First: Kernel mismatch with initrd
In this case the behavior could be fault of any module. Dracut could have this check enabled by default and kill boot with a message that kernel version doesn't match modules in initrd. To avoid people spending time on a unexpected behavior before they realize what is the issue. My noob PoV here would be a simple check of `uname` with kernel module versions directory in initrd.


Second: initrd mismatch with stage2 image (Anaconda installation environment but not only that)
This is definitely more significant issue for Anaconda than with something else but still I think this should be part of the Dracut (feel free to correct me).

To explain how Anaconda works. We will download the stage2 image do some stuff around that (detect repos etc.) and then mount it[1] for Dracut on the given place so Dracut can do a switchroot. Here is a question if this should be handled by Anaconda or Dracut, however, I think Dracut can do a similar check proposed above to check that the kernel modules are match with the current kernel before switchroot. By doing this in Dracut it would help even in cases out of Anaconda where just root= is mismatched with the something else.
Again the behavior should be to kill the boot process and not do a switchroot with a message what was wrong. 

If you want to make it robust, you can add a boot option to disable the check if needed.

[1]: https://github.com/rhinstaller/anaconda/blob/master/dracut/anaconda-lib.sh#L156=

Comment 5 Ben Cotton 2023-04-25 17:15:33 UTC
This message is a reminder that Fedora Linux 36 is nearing its end of life.
Fedora will stop maintaining and issuing updates for Fedora Linux 36 on 2023-05-16.
It is Fedora's policy to close all bug reports from releases that are no longer
maintained.

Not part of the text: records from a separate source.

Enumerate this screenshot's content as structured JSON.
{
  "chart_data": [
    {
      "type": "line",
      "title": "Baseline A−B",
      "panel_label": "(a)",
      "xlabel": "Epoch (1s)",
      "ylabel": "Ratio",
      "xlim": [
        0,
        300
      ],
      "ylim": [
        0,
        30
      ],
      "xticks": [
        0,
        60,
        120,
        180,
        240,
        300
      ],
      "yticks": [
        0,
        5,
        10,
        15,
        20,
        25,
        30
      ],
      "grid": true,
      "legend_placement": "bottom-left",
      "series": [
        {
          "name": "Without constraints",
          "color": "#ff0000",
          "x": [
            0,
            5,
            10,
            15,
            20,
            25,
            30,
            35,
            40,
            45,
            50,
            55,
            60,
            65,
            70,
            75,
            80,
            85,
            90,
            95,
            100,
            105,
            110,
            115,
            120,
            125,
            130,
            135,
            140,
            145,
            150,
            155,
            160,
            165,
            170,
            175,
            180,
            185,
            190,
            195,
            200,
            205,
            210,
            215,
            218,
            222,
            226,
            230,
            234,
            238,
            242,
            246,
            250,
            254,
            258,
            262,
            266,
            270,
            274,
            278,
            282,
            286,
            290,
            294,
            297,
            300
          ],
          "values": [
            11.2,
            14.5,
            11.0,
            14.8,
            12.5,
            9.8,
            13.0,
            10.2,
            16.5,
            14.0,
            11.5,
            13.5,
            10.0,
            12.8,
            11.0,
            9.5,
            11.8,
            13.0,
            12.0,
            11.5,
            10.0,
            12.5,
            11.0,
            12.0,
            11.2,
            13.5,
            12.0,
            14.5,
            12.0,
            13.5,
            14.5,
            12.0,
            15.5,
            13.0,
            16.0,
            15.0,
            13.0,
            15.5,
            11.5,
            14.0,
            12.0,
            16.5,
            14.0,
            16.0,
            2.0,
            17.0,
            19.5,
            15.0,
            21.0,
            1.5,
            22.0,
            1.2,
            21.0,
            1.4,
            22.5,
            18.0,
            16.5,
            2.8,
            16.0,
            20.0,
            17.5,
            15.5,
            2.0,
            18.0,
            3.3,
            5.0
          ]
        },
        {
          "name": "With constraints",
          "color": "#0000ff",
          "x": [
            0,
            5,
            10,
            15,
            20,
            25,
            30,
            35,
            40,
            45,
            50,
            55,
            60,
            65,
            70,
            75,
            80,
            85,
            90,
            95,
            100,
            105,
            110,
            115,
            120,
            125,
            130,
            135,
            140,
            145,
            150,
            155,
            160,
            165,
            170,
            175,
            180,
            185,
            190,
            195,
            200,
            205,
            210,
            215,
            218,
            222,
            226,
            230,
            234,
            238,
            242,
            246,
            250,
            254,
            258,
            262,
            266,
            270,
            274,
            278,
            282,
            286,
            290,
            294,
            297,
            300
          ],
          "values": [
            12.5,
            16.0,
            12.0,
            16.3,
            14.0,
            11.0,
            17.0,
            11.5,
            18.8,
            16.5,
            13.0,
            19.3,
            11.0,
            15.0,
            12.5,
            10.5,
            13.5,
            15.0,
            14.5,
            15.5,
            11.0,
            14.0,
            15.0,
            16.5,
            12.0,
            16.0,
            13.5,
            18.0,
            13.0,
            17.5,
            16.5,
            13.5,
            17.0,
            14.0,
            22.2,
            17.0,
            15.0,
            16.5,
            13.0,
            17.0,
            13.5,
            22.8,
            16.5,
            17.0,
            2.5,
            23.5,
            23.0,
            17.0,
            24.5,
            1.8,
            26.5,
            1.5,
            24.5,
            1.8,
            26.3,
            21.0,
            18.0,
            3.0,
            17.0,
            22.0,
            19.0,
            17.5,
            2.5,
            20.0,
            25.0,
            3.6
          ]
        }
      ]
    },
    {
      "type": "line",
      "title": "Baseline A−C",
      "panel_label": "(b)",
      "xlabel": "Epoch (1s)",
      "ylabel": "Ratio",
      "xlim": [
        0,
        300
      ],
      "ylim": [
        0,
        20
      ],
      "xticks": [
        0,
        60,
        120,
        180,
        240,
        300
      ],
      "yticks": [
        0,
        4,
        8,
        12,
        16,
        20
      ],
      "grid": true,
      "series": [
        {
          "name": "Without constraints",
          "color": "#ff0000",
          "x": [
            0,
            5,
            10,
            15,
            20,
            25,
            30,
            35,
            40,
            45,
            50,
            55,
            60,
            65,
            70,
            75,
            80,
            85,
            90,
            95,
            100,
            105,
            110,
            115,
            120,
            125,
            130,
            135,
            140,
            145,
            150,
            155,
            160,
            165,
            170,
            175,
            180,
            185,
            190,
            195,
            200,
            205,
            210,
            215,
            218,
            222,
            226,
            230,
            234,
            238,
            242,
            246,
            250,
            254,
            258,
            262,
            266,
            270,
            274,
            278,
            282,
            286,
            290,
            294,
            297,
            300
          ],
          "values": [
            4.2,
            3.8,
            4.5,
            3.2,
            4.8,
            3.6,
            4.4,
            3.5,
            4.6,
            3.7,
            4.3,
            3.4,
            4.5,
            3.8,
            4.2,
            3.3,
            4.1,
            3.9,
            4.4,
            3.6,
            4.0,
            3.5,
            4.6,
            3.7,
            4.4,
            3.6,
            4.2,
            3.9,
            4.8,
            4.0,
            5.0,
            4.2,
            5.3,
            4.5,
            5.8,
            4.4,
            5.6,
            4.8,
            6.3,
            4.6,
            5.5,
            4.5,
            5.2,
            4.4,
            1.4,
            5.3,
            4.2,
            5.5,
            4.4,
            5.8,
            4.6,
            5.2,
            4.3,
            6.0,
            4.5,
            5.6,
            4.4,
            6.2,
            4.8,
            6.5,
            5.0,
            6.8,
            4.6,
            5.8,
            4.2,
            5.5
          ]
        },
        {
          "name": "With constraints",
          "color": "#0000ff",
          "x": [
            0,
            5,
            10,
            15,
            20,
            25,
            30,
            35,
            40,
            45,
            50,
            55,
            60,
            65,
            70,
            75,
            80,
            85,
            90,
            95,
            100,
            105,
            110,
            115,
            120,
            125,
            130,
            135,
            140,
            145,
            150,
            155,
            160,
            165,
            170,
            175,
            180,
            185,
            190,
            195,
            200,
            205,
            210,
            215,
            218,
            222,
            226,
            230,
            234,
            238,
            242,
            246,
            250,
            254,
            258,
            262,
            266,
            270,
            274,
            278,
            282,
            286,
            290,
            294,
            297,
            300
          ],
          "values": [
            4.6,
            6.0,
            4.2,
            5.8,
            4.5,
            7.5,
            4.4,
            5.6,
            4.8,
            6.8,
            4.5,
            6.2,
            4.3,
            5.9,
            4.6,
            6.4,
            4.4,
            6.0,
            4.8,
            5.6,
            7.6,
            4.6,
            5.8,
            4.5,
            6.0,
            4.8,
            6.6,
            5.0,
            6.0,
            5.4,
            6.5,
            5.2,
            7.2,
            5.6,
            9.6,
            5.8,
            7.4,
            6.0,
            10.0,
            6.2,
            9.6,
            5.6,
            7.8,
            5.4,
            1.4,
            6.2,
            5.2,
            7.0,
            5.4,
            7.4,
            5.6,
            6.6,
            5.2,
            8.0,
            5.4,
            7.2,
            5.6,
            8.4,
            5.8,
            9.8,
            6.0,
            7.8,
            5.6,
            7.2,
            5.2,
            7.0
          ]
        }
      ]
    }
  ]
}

At that time this bug will be closed as EOL if it remains open with a
'version' of '36'.

Package Maintainer: If you wish for this bug to remain open because you
plan to fix it in a currently maintained version, change the 'version' 
to a later Fedora Linux version. Note that the version field may be hidden.
Click the "Show advanced fields" button if you do not see it.

Thank you for reporting this issue and we are sorry that we were not 
able to fix it before Fedora Linux 36 is end of life. If you would still like 
to see this bug fixed and are able to reproduce it against a later version 
of Fedora Linux, you are encouraged to change the 'version' to a later version
prior to this bug being closed.

Comment 6 Ludek Smid 2023-05-25 15:56:02 UTC
Fedora Linux 36 entered end-of-life (EOL) status on 2023-05-16.

Fedora Linux 36 is no longer maintained, which means that it
will not receive any further security or bug fix updates. As a result we
are closing this bug.

If you can reproduce this bug against a currently maintained version of Fedora Linux
please feel free to reopen this bug against that version. Note that the version
field may be hidden. Click the "Show advanced fields" button if you do not see
the version field.

If you are unable to reopen this bug, please file a new report against an
active release.

Thank you for reporting this bug and we are sorry it could not be fixed.